Devant le Parlement israélien, le premier ministre Stephen Harper a prononcé un discours limpide et ferme. On reproche souvent aux politiciens de ne pas avoir de convictions; en ce qui a trait à la politique étrangère du Canada, en particulier au sujet du Proche-Orient, M. Harper a des idées claires et il les défend avec aplomb. Le seul problème, c'est que ce point de vue tranché n'est pas fidèle à l'opinion, beaucoup plus nuancée, d'un grand nombre de Canadiens.

Pour notre part, nous endossons certains des principes exposés hier par le premier ministre. C'est le cas du droit d'Israël d'exister et de se défendre. Du fait qu'on ne peut pas faire reposer sur les seules épaules de l'État juif les problèmes de la région, notamment ceux des Palestiniens. De l'hypocrisie des pays qui dénoncent systématiquement Israël - entre autres à la tribune des Nations unies - sans jamais faire référence à l'intransigeance de certains groupes palestiniens et aux abus commis par d'autres États.

Cela dit, comme bien des Canadiens, nous estimons que les dirigeants israéliens s'y prennent souvent mal pour faire valoir les droits de leur peuple devant l'opinion internationale. Nous déplorons que Tel-Aviv n'agisse pas toujours de façon à faciliter la conclusion d'un accord de paix avec les Palestiniens. La politique de colonisation de la Cisjordanie et de Jérusalem-Est nous semble particulièrement néfaste. Quand notre premier ministre n'exprime aucune de ces réserves, il ignore la diversité de points de vue existant au Canada sur ces sujets.

Aux députés israéliens, M. Harper s'est contenté de dire qu'«aucun État n'est à l'abri d'un questionnement ou d'une critique.» Le premier ministre israélien, Benyamin Netanyahou, a loué le «courage» de son invité. Le véritable courage aurait consisté à dire que malgré son soutien solide à Israël, la population canadienne s'interroge sur le bien-fondé de certaines de ses politiques. Il y a moyen de dire cela sans tomber dans l'excès des pays européens qui, pour protester contre la construction de nouvelles habitations en territoires occupés, ont convoqué les ambassadeurs israéliens, un signal diplomatique disproportionné.

Heureusement, le gouvernement conservateur est parvenu à maintenir des rapports cordiaux avec l'Autorité palestinienne. M. Harper a rencontré hier son chef, Mahmoud Abbas, et a annoncé une aide supplémentaire aux Palestiniens.

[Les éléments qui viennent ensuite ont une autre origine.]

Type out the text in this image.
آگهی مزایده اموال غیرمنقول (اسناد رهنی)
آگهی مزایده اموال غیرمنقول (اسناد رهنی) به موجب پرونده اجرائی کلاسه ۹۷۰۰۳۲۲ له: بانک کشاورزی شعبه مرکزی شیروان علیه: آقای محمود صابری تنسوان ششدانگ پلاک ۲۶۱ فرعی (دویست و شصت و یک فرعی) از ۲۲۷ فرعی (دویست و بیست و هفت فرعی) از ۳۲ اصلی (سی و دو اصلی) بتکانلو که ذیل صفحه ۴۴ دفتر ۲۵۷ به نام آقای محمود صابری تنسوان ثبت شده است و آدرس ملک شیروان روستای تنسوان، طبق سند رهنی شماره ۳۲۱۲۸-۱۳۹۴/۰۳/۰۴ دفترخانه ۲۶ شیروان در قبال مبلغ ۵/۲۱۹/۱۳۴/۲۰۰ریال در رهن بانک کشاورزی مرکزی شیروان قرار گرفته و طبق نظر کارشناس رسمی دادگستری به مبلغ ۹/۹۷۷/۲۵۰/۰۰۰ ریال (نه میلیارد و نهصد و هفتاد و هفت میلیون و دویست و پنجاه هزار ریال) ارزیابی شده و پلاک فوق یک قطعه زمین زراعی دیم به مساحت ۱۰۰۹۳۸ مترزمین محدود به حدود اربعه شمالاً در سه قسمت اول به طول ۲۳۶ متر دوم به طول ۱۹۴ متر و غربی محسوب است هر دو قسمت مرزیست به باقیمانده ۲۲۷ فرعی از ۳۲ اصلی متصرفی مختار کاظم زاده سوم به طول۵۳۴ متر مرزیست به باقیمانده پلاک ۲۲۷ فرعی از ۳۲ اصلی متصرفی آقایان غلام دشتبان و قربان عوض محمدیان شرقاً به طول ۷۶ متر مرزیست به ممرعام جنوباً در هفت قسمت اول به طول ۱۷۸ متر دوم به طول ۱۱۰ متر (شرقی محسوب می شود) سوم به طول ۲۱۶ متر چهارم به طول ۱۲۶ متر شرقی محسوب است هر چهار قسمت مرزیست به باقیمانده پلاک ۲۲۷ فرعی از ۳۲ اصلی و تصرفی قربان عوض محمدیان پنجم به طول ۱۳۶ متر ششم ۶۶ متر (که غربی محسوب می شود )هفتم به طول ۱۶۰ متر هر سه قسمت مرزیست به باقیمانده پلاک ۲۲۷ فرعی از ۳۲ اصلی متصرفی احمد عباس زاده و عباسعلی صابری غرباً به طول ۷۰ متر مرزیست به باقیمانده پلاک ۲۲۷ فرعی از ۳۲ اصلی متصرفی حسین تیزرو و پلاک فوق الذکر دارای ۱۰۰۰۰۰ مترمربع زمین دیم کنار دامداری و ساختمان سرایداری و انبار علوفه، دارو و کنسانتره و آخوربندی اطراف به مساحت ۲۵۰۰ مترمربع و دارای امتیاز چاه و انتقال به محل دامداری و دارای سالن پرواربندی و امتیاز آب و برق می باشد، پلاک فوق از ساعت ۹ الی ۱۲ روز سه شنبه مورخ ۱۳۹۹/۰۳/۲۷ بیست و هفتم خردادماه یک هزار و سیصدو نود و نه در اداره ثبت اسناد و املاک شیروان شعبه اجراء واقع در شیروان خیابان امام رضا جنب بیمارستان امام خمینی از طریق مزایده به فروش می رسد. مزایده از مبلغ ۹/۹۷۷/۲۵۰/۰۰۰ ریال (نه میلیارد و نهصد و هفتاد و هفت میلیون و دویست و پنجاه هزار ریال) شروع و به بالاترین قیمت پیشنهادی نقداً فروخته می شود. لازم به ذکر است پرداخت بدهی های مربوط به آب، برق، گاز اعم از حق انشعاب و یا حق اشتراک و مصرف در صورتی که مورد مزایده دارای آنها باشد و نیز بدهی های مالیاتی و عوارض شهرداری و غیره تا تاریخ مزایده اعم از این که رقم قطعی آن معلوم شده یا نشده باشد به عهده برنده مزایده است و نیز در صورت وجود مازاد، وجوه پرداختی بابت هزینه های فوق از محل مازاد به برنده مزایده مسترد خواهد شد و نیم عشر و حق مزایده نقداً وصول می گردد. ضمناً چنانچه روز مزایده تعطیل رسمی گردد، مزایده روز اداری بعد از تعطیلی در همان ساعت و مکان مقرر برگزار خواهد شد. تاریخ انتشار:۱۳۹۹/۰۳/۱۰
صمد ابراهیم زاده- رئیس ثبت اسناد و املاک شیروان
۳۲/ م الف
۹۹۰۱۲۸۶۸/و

«Autant nous soutenons sans réserve le droit d'Israël de se défendre, autant nous préconisons depuis longtemps un avenir juste et sûr pour le peuple palestinien», a déclaré le premier ministre canadien à la Knesset. Bien. Malheureusement, son appui sans réserve au gouvernement Netanyahou ne contribue pas à rendre plus probable un tel avenir.